Figure 5 is a diagram showing the hardware structure of a device that builds a dataset by recognizing a document with a complex structure including a table using document structuring tags when performing OCR according to an embodiment of the present invention.
Figure 6 is a flow chart of a method of building a dataset by recognizing a document with a complex structure including a table using document structuring tags when performing OCR according to an embodiment of the present invention.
Figure 7 is a flowchart showing in detail the steps of generating table format data in a method of building a dataset by recognizing a document with a complex structure including a table using a document structuring tag when performing OCR according to an embodiment of the present invention.

이하에서는 도면을 참조하여 본 발명의 구체적인 실시예를 상세하게 설명한다. 다만, 본 발명의 사상은 제시되는 실시예에 제한되지 아니하고, 본 발명의 사상을 이해하는 당업자는 동일한 사상의 범위 내에서 다른 구성요소를 추가, 변경, 삭제 등을 통하여, 퇴보적인 다른 발명이나 본 발명 사상의 범위 내에 포함되는 다른 실시예를 용이하게 제안할 수 있을 것이나, 이 또한 본원 발명 사상 범위 내에 포함된다고 할 것이다.Hereinafter, specific embodiments of the present invention will be described in detail with reference to the drawings.

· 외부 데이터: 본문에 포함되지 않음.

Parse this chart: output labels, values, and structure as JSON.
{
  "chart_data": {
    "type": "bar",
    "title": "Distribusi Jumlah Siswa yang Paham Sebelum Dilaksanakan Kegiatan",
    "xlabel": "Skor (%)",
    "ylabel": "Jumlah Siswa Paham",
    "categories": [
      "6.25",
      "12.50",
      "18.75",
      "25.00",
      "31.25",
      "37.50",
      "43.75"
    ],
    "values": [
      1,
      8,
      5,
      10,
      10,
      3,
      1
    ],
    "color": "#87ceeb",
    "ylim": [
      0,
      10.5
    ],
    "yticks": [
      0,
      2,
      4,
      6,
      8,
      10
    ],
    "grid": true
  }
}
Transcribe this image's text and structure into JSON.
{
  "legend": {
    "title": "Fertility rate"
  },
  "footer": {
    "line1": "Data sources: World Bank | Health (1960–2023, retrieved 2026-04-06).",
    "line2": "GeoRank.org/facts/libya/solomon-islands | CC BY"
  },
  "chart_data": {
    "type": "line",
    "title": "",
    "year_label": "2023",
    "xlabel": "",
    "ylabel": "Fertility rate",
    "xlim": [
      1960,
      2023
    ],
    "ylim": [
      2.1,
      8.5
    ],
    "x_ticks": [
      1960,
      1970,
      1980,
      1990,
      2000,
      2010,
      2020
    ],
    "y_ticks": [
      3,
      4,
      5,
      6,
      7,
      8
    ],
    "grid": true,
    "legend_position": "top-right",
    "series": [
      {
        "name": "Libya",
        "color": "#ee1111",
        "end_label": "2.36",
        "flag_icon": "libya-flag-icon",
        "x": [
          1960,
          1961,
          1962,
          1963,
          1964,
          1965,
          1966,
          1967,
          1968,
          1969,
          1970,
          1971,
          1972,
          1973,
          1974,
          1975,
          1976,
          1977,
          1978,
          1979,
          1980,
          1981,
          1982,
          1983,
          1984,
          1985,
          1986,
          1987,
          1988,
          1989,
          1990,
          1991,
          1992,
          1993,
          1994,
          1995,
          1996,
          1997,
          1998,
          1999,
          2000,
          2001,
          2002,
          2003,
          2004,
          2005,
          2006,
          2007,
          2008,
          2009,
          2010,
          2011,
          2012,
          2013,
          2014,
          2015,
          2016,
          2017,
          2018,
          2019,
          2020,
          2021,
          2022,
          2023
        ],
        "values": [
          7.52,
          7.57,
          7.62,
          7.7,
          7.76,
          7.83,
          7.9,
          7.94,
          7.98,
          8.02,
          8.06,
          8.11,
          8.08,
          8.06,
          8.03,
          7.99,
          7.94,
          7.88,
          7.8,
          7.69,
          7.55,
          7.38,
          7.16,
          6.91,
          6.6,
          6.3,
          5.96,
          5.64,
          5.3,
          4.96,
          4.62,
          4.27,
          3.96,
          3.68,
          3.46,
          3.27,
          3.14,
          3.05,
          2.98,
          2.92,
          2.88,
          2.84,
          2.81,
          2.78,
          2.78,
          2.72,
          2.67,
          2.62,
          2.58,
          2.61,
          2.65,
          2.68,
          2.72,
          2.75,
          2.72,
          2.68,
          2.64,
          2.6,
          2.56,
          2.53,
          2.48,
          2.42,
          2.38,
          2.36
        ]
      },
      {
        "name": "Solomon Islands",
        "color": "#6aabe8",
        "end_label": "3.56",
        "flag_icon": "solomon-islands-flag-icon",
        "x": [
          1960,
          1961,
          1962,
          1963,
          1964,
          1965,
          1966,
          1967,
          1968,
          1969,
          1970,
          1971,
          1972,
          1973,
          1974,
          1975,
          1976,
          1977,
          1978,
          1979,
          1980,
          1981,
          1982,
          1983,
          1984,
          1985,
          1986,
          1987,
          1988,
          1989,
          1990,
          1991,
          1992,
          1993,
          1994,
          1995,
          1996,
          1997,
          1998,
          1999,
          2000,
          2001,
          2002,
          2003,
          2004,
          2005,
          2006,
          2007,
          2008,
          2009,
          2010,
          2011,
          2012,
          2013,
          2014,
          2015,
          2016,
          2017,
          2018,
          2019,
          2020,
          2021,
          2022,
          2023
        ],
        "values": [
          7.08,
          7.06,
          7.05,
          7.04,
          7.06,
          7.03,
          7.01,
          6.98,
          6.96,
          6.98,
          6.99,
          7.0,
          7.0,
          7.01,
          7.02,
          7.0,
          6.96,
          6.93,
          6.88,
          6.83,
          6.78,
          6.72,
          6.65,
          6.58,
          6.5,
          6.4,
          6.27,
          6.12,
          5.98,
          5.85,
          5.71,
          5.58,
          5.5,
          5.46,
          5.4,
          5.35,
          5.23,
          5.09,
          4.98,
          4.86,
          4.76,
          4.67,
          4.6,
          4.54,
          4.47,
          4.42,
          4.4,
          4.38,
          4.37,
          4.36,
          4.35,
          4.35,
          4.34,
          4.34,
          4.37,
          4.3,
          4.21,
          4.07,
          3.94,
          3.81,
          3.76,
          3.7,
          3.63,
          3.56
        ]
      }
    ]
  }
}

However, the spirit of the present invention is not limited to the presented embodiments, and those skilled in the art who understand the spirit of the present invention may add, change, or delete other components within the scope of the same spirit, or create other degenerative inventions or this invention. Other embodiments that are included within the scope of the invention can be easily proposed, but this will also be said to be included within the scope of the invention of the present application.

그리고, 후술되는 용어들은 본 발명에서의 기능을 고려하여 설정된 용어들로써 이는 발명자의 의도 또는 관례에 따라 달라질 수 있으므로 그 정의는 본 명세서 전반에 걸친 내용을 토대로 내려져야 할 것이고, 본 명세서에서 본 발명에 관련된 공지의 구성 또는 기능에 대한 구체적인 설명이 본 발명의 요지를 흐릴 수 있다고 판단되는 경우에 이에 관한 자세한 설명은 생략하기로 한다.In addition, the terms described below are terms set in consideration of the function in the present invention, and may vary depending on the inventor's intention or custom, so the definition should be made based on the content throughout the specification, and in this specification, the terms related to the present invention In cases where it is determined that detailed descriptions of well-known configurations or functions may obscure the gist of the present invention, detailed descriptions thereof will be omitted.

이하, 도면을 참조로 하여 본 발명에 따른 OCR 수행 시 문서 구조화 태그를 활용한 표가 포함된 복잡한 구조의 문서 인식으로 데이터셋을 구축하는 장치를 설명한다.Hereinafter, with reference to the drawings, a device for building a dataset by recognizing a document with a complex structure including a table using document structuring tags when performing OCR according to the present invention will be described.

도 1은 본 발명의 일 실시예에 따른 OCR 수행 시 문서 구조화 태그를 활용한 표가 포함된 복잡한 구조의 문서 인식 인식으로 데이터셋을 구축하는 장치(이하, 복잡한 구조의 문서 인식으로 데이터셋을 구축하는 장치라 함.)의 전체 관계도이다.1 is a device for building a dataset by recognizing a document with a complex structure including a table using a document structuring tag when performing OCR according to an embodiment of the present invention (hereinafter, building a dataset by recognizing a document with a complex structure) This is the overall relationship diagram.

도 1을 참조하면, 복잡한 구조의 문서 인식으로 데이터셋을 구축하는 장치 (100)는 적어도 하나 이상의 사용자 단말기(200) 및 적어도 하나 이상의 어플리케이션 서버(300)와 네트워크로 연결되어 서로 통신할 수 있다.Referring to FIG. 1, a device 100 that builds a dataset through document recognition of a complex structure is connected to at least one user terminal 200 and at least one application server 300 over a network and can communicate with each other.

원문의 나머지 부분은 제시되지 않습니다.